Local veterans remembered ahead of Memorial Day

Local veterans remembered ahead of Memorial Day

Madelyn Paquette, state president for Rhode Island Children of the Revolution, shares the history of Henrietta Drummond, the first Rhode Islander to make the ultimate sacrifice during World War I, before placing a flag on her memorial on Sunday. (Breeze photos by Nicole Dotzenrod)

PAWTUCKET – Many pass by the monument at the corner of Mineral Spring Avenue and Main Street in Pawtucket, but few stop to remember the person memorialized there.

This week, a small group sought to change that, holding a ceremony ahead of Memorial Day for U.S. Army nurse Henrietta Isabella Drummond, the first Rhode Islander to make the ultimate sacrifice during World War I.

Members of the Daughters of the American Revolution, joined by the Rev. Ken Postle of the Blackstone Valley Historical Society, shared Drummond’s story during the ceremony at Collyer Park on Sunday afternoon.

Drummond was born in Pawtucket in 1892, volunteering for the American Red Cross to follow her call to nursing. She was shipped off to Europe, working 15-hour days caring for sick and injured soldiers.

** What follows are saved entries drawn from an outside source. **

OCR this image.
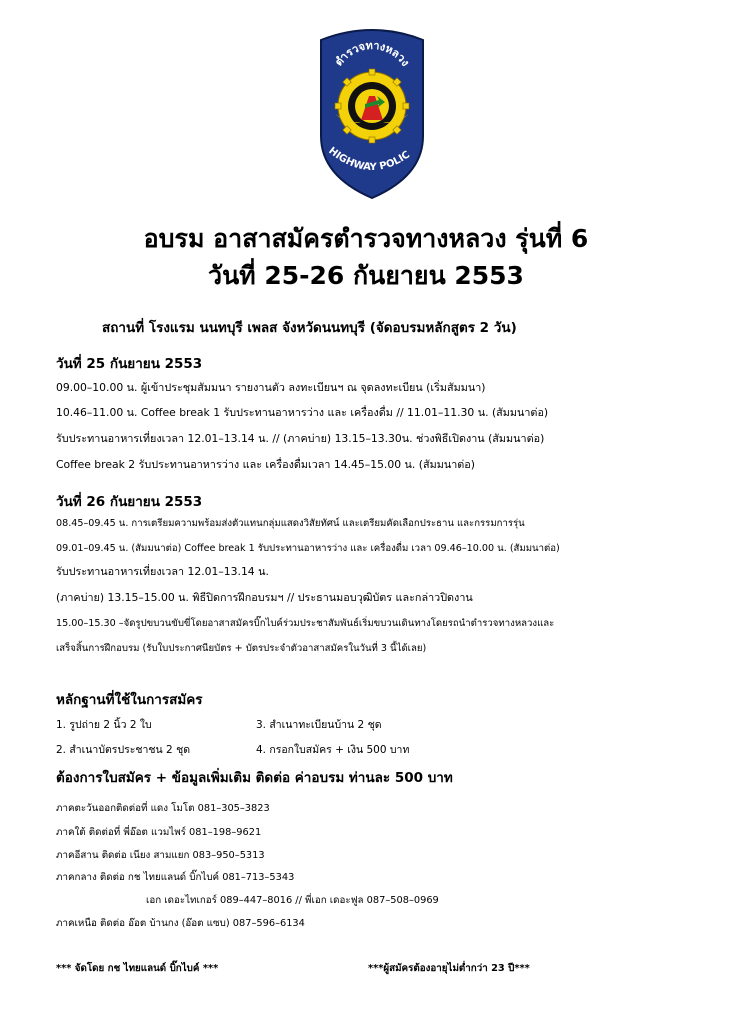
ตำรวจทางหลวง
HIGHWAY POLIC
อบรม อาสาสมัครตำรวจทางหลวง รุ่นที่ 6
วันที่ 25-26 กันยายน 2553
สถานที่ โรงแรม นนทบุรี เพลส จังหวัดนนทบุรี (จัดอบรมหลักสูตร 2 วัน)
วันที่ 25 กันยายน 2553
09.00–10.00 น. ผู้เข้าประชุมสัมมนา รายงานตัว ลงทะเบียนฯ ณ จุดลงทะเบียน (เริ่มสัมมนา)
10.46–11.00 น. Coffee break 1 รับประทานอาหารว่าง และ เครื่องดื่ม // 11.01–11.30 น. (สัมมนาต่อ)
รับประทานอาหารเที่ยงเวลา 12.01–13.14 น. // (ภาคบ่าย) 13.15–13.30น. ช่วงพิธีเปิดงาน (สัมมนาต่อ)
Coffee break 2 รับประทานอาหารว่าง และ เครื่องดื่มเวลา 14.45–15.00 น. (สัมมนาต่อ)
วันที่ 26 กันยายน 2553
08.45–09.45 น. การเตรียมความพร้อมส่งตัวแทนกลุ่มแสดงวิสัยทัศน์ และเตรียมคัดเลือกประธาน และกรรมการรุ่น
09.01–09.45 น. (สัมมนาต่อ) Coffee break 1 รับประทานอาหารว่าง และ เครื่องดื่ม เวลา 09.46–10.00 น. (สัมมนาต่อ)
รับประทานอาหารเที่ยงเวลา 12.01–13.14 น.
(ภาคบ่าย) 13.15–15.00 น. พิธีปิดการฝึกอบรมฯ // ประธานมอบวุฒิบัตร และกล่าวปิดงาน
15.00–15.30 –จัดรูปขบวนขับขี่โดยอาสาสมัครบิ๊กไบค์ร่วมประชาสัมพันธ์เริ่มขบวนเดินทางโดยรถนำตำรวจทางหลวงและ
เสร็จสิ้นการฝึกอบรม (รับใบประกาศนียบัตร + บัตรประจำตัวอาสาสมัครในวันที่ 3 นี้ได้เลย)
หลักฐานที่ใช้ในการสมัคร
1. รูปถ่าย 2 นิ้ว 2 ใบ	3. สำเนาทะเบียนบ้าน 2 ชุด
2. สำเนาบัตรประชาชน 2 ชุด	4. กรอกใบสมัคร + เงิน 500 บาท
ต้องการใบสมัคร + ข้อมูลเพิ่มเติม ติดต่อ ค่าอบรม ท่านละ 500 บาท
ภาคตะวันออกติดต่อที่ แดง โมโต 081–305–3823
ภาคใต้ ติดต่อที่ พี่อ๊อต แวมไพร์ 081–198–9621
ภาคอีสาน ติดต่อ เนียง สามแยก 083–950–5313
ภาคกลาง ติดต่อ กช ไทยแลนด์ บิ๊กไบค์ 081–713–5343
เอก เดอะไทเกอร์ 089–447–8016 // พี่เอก เดอะฟูล 087–508–0969
ภาคเหนือ ติดต่อ อ๊อต บ้านกง (อ๊อต แซบ) 087–596–6134
*** จัดโดย กช ไทยแลนด์ บิ๊กไบค์ ***	***ผู้สมัครต้องอายุไม่ต่ำกว่า 23 ปี***
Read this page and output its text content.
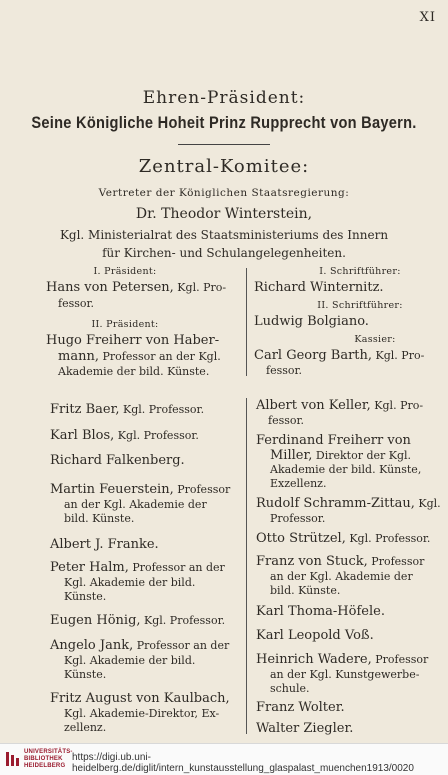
XI
Ehren-Präsident:
Seine Königliche Hoheit Prinz Rupprecht von Bayern.
Zentral-Komitee:
Vertreter der Königlichen Staatsregierung:
Dr. Theodor Winterstein,
Kgl. Ministerialrat des Staatsministeriums des Innern
für Kirchen- und Schulangelegenheiten.
I. Präsident:
Hans von Petersen, Kgl. Pro-
fessor.
II. Präsident:
Hugo Freiherr von Haber-
mann, Professor an der Kgl.
Akademie der bild. Künste.
I. Schriftführer:
Richard Winternitz.
II. Schriftführer:
Ludwig Bolgiano.
Kassier:
Carl Georg Barth, Kgl. Pro-
fessor.
Fritz Baer, Kgl. Professor.
Karl Blos, Kgl. Professor.
Richard Falkenberg.
Martin Feuerstein, Professor
an der Kgl. Akademie der
bild. Künste.
Albert J. Franke.
Peter Halm, Professor an der
Kgl. Akademie der bild.
Künste.
Eugen Hönig, Kgl. Professor.
Angelo Jank, Professor an der
Kgl. Akademie der bild.
Künste.
Fritz August von Kaulbach,
Kgl. Akademie-Direktor, Ex-
zellenz.
Albert von Keller, Kgl. Pro-
fessor.
Ferdinand Freiherr von
Miller, Direktor der Kgl.
Akademie der bild. Künste,
Exzellenz.
Rudolf Schramm-Zittau, Kgl.
Professor.
Otto Strützel, Kgl. Professor.
Franz von Stuck, Professor
an der Kgl. Akademie der
bild. Künste.
Karl Thoma-Höfele.
Karl Leopold Voß.
Heinrich Wadere, Professor
an der Kgl. Kunstgewerbe-
schule.
Franz Wolter.
Walter Ziegler.
UNIVERSITÄTS-
BIBLIOTHEK
HEIDELBERG
https://digi.ub.uni-heidelberg.de/diglit/intern_kunstausstellung_glaspalast_muenchen1913/0020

She became ill within a week of her arrival and succumbed to the infection, likely from typhoid fever or the Spanish flu, dying in October of 1919 in Nievers, France, at age 25 – the first R.I. woman to give her life serving her country during World War I.

“It’s not a waste of a life because she died so quickly or so young, because the impact she has is eternal to God,” Postle said. “She went to serve and gave herself to her country; her sacrifice is not a waste of a young life. It’s never a waste when you give all that you have.

“Nursing in World War I was exhausting, often dangerous work and the women who volunteered experienced the horrors of war firsthand,” said Madelyn Paquette, state president for Rhode Island Children of the Revolution.

“Nurses continue to serve today as role models, showing courage in the face of danger, kindness toward others and compassion for their service to their country. Nurses are not only fighting for the lives of their patients, but fighting for their own lives in the face of this current global pandemic,” she continued.

This year’s group of Beacon-Pole Hill and Pawtucket Chapter Daughters of the American Revolution included third-generation nurses and sisters Denise LaPrade and Monique Ryan.

After the ceremony honoring nurse Drummond, the small group headed to a nearby veterans memorial at Wilkinson Park to place flags at “Liberty Arming the Patriot,” an 1896 Civil War monument depicting a farmer abandoning his plow to take up arms.

Postle continued flagging across the Blackstone Valley this week, stopping at dozens of ceremonies.

He usually tries to bring in a scout groups or classrooms of students to place the flags, but this year limits on gatherings due to coronavirus have left him scrambling for help. Under the usual circumstances, Postle said he likes to encourage children to participate, “because it’s a chance to learn what our freedoms cost.”

He is looking for some volunteers to come to Pawtucket’s Oak Grove Cemetery on Saturday beginning at 9 a.m. to help flag. With help, Postle said he can finish the effort in about an hour, but it would take closer to three to do it alone.

With or without help, Postle will be out rain or shine, stopping at thousands of veterans’ graves to place a flag and honor their service.

“When you do this work for a few yours it begins to tear at you emotionally. You can’t put these flags down and not think about the people buried there,” he said. “Whoever places the flag, I ask that they take a moment – read the name on the stone, if you can, and pause to remember the person there and the sacrifices they made.”

Paquette places a wreath on the Pawtucket memorial for Rhode Island’s first World War I casualty.
Denise LaPrade, Madelyn Paquette, Brenda Machado, Laurie McDonough Greaney and Monique Ryan, above, stand in front of “Liberty Arming the Patriot,” one of Pawtucket’s war memorials before placing flags to honor those who gave the ultimate sacrifice in service of their country.